Last month, Burberry shares plunged after its boss Marco Gobbetti, credited with reviving the British fashion champion, announced his shock resignation.
Savvy Marketing: Burberry’s collection with celebrities like Kendall Jenner proving to be a hit with shoppers
In its latest update for the first quarter, Burberry said its sales growth Despite some restrictions for Covid-19 still lingering, they returned to pre-pandemic levels.
Owners said they’ve been encouraged to sell more product at full price, relying less on discounts, and encourage wealthy Asian and American shoppers to snap up the latest trench coats while traveling on vacation to Europe rather than spending them in local stores.
From 13 weeks to 26 June, sales reached £479 million, compared to the same period a year earlier, when the pandemic was at its peak.
In mainland China, Burberry said sales were more than 55 percent and Korea more than 90 percent, exceeding pre-pandemic levels.
The company said: ‘This was driven by new, local, young customers shopping in our core categories.’
Sales in Europe were down 38 per cent over pre-Covid levels, while its US and Asia Pacific operations saw 34 per cent and 7 per cent more sales, respectively, than before the pandemic.
New customers: Burberry said its latest collections and campaigns have attracted “new, younger luxury customers.”
The group said about 35 percent of its stores were currently operating with shorter opening hours as tourists continue to stay away. Three percent of the company’s shops are temporarily closed due to the pandemic.
The retailer’s wholesale arm is expected to grow 60 per cent year-on-year due to a strong order book, but sales at unfavorable currency rates are expected to reach £114 million this year.
The group also today reaffirms its position to become ‘climate positive’ by 2040.
Since the end of the first quarter, the group has opened a new flagship store in Sloane Street, London, with three more flagships expected to open in the coming year.

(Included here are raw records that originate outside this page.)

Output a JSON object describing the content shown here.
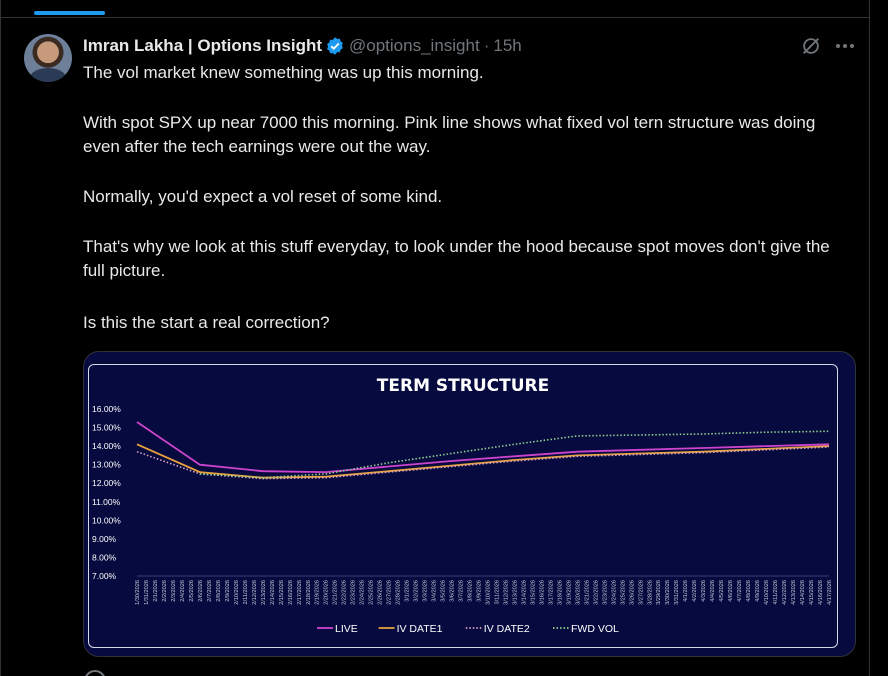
{
  "tweet": {
    "author_name": "Imran Lakha | Options Insight",
    "handle": "@options_insight",
    "separator": "·",
    "time": "15h",
    "paragraphs": [
      "The vol market knew something was up this morning.",
      "With spot SPX up near 7000 this morning.  Pink line shows what fixed vol tern structure was doing even after the tech earnings were out the way.",
      "Normally, you'd expect a vol reset of some kind.",
      "That's why we look at this stuff everyday, to look under the hood because spot moves don't give the full picture.",
      "Is this the start a real correction?"
    ],
    "icons": {
      "verified": "verified-badge-icon",
      "grok": "grok-icon",
      "more": "more-options-icon"
    }
  },
  "colors": {
    "accent": "#1d9bf0",
    "chart_bg": "#060a3e",
    "live": "#cc44cc",
    "iv_date1": "#e8a33a",
    "iv_date2": "#d8a0c8",
    "fwd_vol": "#8fd18f"
  },
  "chart_data": {
    "type": "line",
    "title": "TERM STRUCTURE",
    "xlabel": "",
    "ylabel": "",
    "ylim": [
      7,
      16
    ],
    "y_ticks": [
      "16.00%",
      "15.00%",
      "14.00%",
      "13.00%",
      "12.00%",
      "11.00%",
      "10.00%",
      "9.00%",
      "8.00%",
      "7.00%"
    ],
    "x": [
      "1/30/2026",
      "1/31/2026",
      "2/1/2026",
      "2/2/2026",
      "2/3/2026",
      "2/4/2026",
      "2/5/2026",
      "2/6/2026",
      "2/7/2026",
      "2/8/2026",
      "2/9/2026",
      "2/10/2026",
      "2/11/2026",
      "2/12/2026",
      "2/13/2026",
      "2/14/2026",
      "2/15/2026",
      "2/16/2026",
      "2/17/2026",
      "2/18/2026",
      "2/19/2026",
      "2/20/2026",
      "2/21/2026",
      "2/22/2026",
      "2/23/2026",
      "2/24/2026",
      "2/25/2026",
      "2/26/2026",
      "2/27/2026",
      "2/28/2026",
      "3/1/2026",
      "3/2/2026",
      "3/3/2026",
      "3/4/2026",
      "3/5/2026",
      "3/6/2026",
      "3/7/2026",
      "3/8/2026",
      "3/9/2026",
      "3/10/2026",
      "3/11/2026",
      "3/12/2026",
      "3/13/2026",
      "3/14/2026",
      "3/15/2026",
      "3/16/2026",
      "3/17/2026",
      "3/18/2026",
      "3/19/2026",
      "3/20/2026",
      "3/21/2026",
      "3/22/2026",
      "3/23/2026",
      "3/24/2026",
      "3/25/2026",
      "3/26/2026",
      "3/27/2026",
      "3/28/2026",
      "3/29/2026",
      "3/30/2026",
      "3/31/2026",
      "4/1/2026",
      "4/2/2026",
      "4/3/2026",
      "4/4/2026",
      "4/5/2026",
      "4/6/2026",
      "4/7/2026",
      "4/8/2026",
      "4/9/2026",
      "4/10/2026",
      "4/11/2026",
      "4/12/2026",
      "4/13/2026",
      "4/14/2026",
      "4/15/2026",
      "4/16/2026",
      "4/17/2026"
    ],
    "series": [
      {
        "name": "LIVE",
        "style": "solid",
        "points": [
          [
            "1/30/2026",
            15.3
          ],
          [
            "2/6/2026",
            13.0
          ],
          [
            "2/13/2026",
            12.65
          ],
          [
            "2/20/2026",
            12.6
          ],
          [
            "2/27/2026",
            12.9
          ],
          [
            "3/6/2026",
            13.2
          ],
          [
            "3/13/2026",
            13.45
          ],
          [
            "3/20/2026",
            13.7
          ],
          [
            "3/27/2026",
            13.8
          ],
          [
            "4/3/2026",
            13.9
          ],
          [
            "4/10/2026",
            14.0
          ],
          [
            "4/17/2026",
            14.1
          ]
        ]
      },
      {
        "name": "IV DATE1",
        "style": "solid",
        "points": [
          [
            "1/30/2026",
            14.1
          ],
          [
            "2/6/2026",
            12.6
          ],
          [
            "2/13/2026",
            12.3
          ],
          [
            "2/20/2026",
            12.35
          ],
          [
            "2/27/2026",
            12.65
          ],
          [
            "3/6/2026",
            12.95
          ],
          [
            "3/13/2026",
            13.25
          ],
          [
            "3/20/2026",
            13.5
          ],
          [
            "3/27/2026",
            13.6
          ],
          [
            "4/3/2026",
            13.7
          ],
          [
            "4/10/2026",
            13.85
          ],
          [
            "4/17/2026",
            14.0
          ]
        ]
      },
      {
        "name": "IV DATE2",
        "style": "dotted",
        "points": [
          [
            "1/30/2026",
            13.7
          ],
          [
            "2/6/2026",
            12.5
          ],
          [
            "2/13/2026",
            12.25
          ],
          [
            "2/20/2026",
            12.3
          ],
          [
            "2/27/2026",
            12.6
          ],
          [
            "3/6/2026",
            12.9
          ],
          [
            "3/13/2026",
            13.2
          ],
          [
            "3/20/2026",
            13.45
          ],
          [
            "3/27/2026",
            13.55
          ],
          [
            "4/3/2026",
            13.65
          ],
          [
            "4/10/2026",
            13.8
          ],
          [
            "4/17/2026",
            13.95
          ]
        ]
      },
      {
        "name": "FWD VOL",
        "style": "dotted",
        "points": [
          [
            "2/6/2026",
            12.5
          ],
          [
            "2/13/2026",
            12.3
          ],
          [
            "2/20/2026",
            12.5
          ],
          [
            "2/27/2026",
            13.1
          ],
          [
            "3/6/2026",
            13.6
          ],
          [
            "3/13/2026",
            14.1
          ],
          [
            "3/20/2026",
            14.55
          ],
          [
            "3/27/2026",
            14.6
          ],
          [
            "4/3/2026",
            14.65
          ],
          [
            "4/10/2026",
            14.75
          ],
          [
            "4/17/2026",
            14.8
          ]
        ]
      }
    ],
    "legend_placement": "bottom",
    "grid": false
  }
}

Outgoing boss Marco Gobetti said: ‘We saw strong growth in our strategic categories, particularly leather goods and outerwear, and exited markdowns in digital and mainline stores.
‘We continue to roll out our new store concept, which will change the way customers experience our brand and product in a uniquely British luxury setting.

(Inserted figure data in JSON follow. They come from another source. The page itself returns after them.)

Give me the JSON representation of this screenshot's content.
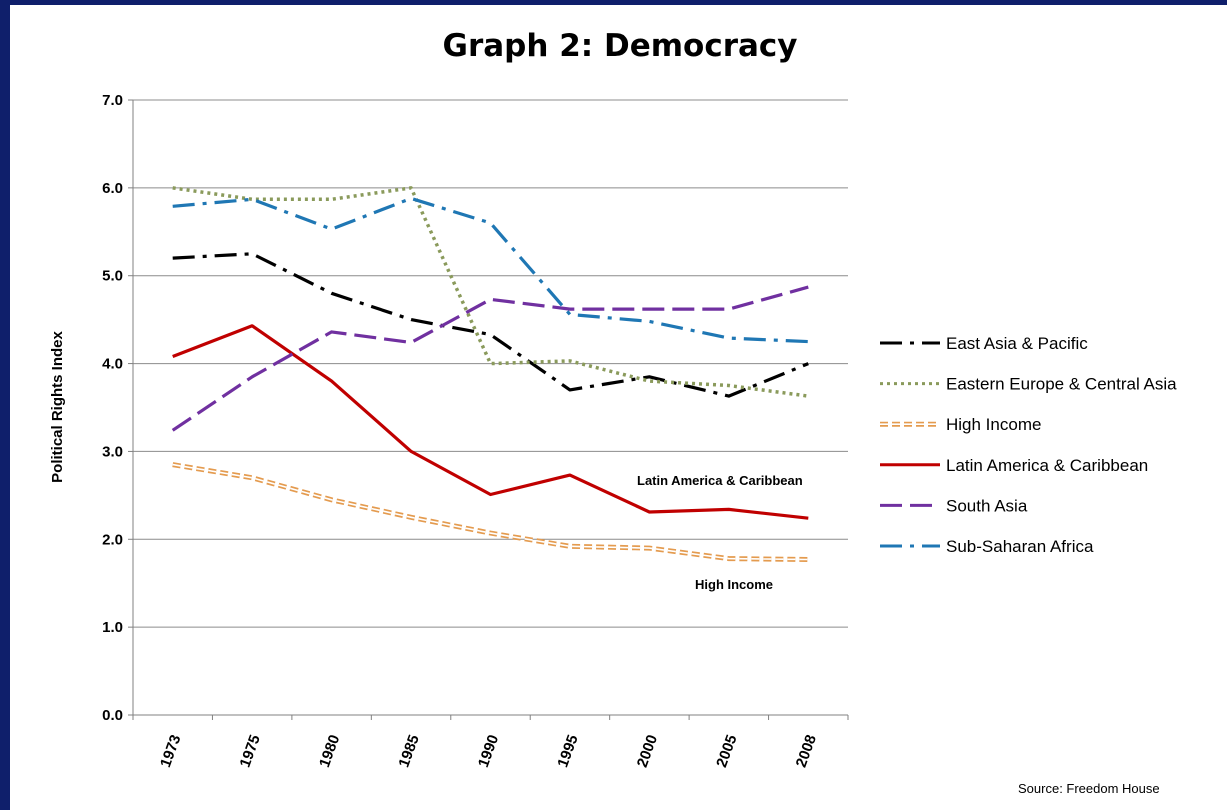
{
  "chart_data": {
    "type": "line",
    "title": "Graph 2: Democracy",
    "ylabel": "Political Rights Index",
    "xlabel": "",
    "categories": [
      "1973",
      "1975",
      "1980",
      "1985",
      "1990",
      "1995",
      "2000",
      "2005",
      "2008"
    ],
    "ylim": [
      0,
      7
    ],
    "yticks": [
      "0.0",
      "1.0",
      "2.0",
      "3.0",
      "4.0",
      "5.0",
      "6.0",
      "7.0"
    ],
    "grid": "horizontal",
    "legend_position": "right",
    "series": [
      {
        "name": "East Asia & Pacific",
        "color": "#000000",
        "dash": "22,8,4,8",
        "values": [
          5.2,
          5.25,
          4.8,
          4.5,
          4.33,
          3.7,
          3.85,
          3.63,
          4.0
        ]
      },
      {
        "name": "Eastern Europe & Central Asia",
        "color": "#8a9a5b",
        "dash": "3,4",
        "values": [
          6.0,
          5.87,
          5.87,
          6.0,
          4.0,
          4.03,
          3.8,
          3.75,
          3.63
        ]
      },
      {
        "name": "High Income",
        "color": "#e49b4f",
        "dash": "8,4",
        "double": true,
        "values": [
          2.85,
          2.7,
          2.45,
          2.25,
          2.07,
          1.92,
          1.9,
          1.78,
          1.77
        ]
      },
      {
        "name": "Latin America & Caribbean",
        "color": "#c00000",
        "dash": "",
        "values": [
          4.08,
          4.43,
          3.8,
          3.0,
          2.51,
          2.73,
          2.31,
          2.34,
          2.24
        ]
      },
      {
        "name": "South Asia",
        "color": "#7030a0",
        "dash": "22,8",
        "values": [
          3.24,
          3.85,
          4.36,
          4.24,
          4.73,
          4.62,
          4.62,
          4.62,
          4.87
        ]
      },
      {
        "name": "Sub-Saharan Africa",
        "color": "#1f77b4",
        "dash": "22,8,4,8",
        "values": [
          5.79,
          5.87,
          5.53,
          5.88,
          5.6,
          4.56,
          4.48,
          4.29,
          4.25
        ]
      }
    ],
    "annotations": [
      "Latin America  & Caribbean",
      "High Income"
    ]
  },
  "source": "Source: Freedom House"
}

‘Despite the continuing challenging external environment, we are very pleased with the progress made against our strategy. With the company firmly established on the path of growth and growth, we are confident of achieving our medium term goals.
Shares in the FTSE 100-listed Burberry are currently down 3.67 percent, or 76.00p to 1,994.00p. A year ago, the group’s share price stood at 1,435.50p.

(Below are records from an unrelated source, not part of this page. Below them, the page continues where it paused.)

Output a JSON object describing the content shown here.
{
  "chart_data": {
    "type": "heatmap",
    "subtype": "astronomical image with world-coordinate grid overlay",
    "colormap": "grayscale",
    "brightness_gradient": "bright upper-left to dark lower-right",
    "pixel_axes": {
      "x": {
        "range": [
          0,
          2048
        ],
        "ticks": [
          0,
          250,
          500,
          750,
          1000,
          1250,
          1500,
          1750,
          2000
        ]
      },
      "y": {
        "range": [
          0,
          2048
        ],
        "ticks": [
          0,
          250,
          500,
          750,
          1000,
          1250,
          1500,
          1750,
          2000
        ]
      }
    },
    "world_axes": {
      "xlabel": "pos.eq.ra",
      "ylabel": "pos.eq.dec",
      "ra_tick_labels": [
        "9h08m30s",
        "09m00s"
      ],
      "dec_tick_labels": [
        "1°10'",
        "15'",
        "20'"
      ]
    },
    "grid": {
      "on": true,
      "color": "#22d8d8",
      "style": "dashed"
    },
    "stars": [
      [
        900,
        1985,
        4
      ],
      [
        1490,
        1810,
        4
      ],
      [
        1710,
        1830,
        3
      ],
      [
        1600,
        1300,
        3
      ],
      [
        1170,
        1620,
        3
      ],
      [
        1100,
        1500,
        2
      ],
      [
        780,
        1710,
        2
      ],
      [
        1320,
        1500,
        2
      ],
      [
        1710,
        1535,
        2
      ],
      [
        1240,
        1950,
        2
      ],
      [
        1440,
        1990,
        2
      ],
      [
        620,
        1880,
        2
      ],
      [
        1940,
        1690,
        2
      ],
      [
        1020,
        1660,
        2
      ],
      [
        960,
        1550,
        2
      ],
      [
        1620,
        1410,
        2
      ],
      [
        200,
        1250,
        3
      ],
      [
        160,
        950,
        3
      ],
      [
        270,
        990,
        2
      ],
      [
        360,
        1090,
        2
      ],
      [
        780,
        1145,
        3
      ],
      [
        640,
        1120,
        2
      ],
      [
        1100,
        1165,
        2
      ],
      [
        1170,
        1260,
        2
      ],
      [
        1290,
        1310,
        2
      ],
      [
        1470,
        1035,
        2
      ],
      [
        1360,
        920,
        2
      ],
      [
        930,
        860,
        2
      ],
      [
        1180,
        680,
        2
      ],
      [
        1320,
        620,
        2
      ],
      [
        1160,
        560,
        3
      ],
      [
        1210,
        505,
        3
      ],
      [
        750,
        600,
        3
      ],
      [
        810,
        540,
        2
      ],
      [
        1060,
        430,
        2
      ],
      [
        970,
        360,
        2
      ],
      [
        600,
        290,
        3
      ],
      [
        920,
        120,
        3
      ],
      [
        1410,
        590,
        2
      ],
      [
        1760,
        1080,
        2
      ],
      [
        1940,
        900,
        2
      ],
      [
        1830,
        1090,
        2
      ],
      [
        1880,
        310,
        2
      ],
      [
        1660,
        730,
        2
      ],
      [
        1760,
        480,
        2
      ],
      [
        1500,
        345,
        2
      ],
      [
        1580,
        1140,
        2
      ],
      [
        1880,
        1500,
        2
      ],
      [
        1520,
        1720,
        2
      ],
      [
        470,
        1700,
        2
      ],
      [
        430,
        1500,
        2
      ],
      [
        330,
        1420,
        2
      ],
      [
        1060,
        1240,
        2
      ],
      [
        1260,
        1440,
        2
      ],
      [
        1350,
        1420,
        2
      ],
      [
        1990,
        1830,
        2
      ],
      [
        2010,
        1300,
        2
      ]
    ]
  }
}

Richard Hunter, Head of Markets, Interactive Investor, said: ‘Overall, it appears that at least some of the accumulated consumer savings globally have made their way toward Burberry products, with some lost from the lack of international travel. revenue, and this resulted in an 86 percent increase in retail revenue.
The share price has also reached pre-pandemic levels, rising 41 percent over the previous year, compared to a 12 percent increase for the broader FTSE100.
‘In fact, given the strength of the start of the new year, the long-standing consensus of stocks may even be subject to some upgrades.’
Susanna Streeter, an analyst at Hargreaves Lansdowne, said: ‘A major obstacle waiting to propel the company on this catwalk of recovery is the departure of CEO Marco Gobetti.
‘He has been seen as the turnaround czar for Burberry and investors are questioning the company’s ability to continue driving through strategic turnaround without being on the front lines. Finding the right replacement to fit your big shoes will not be an easy task.’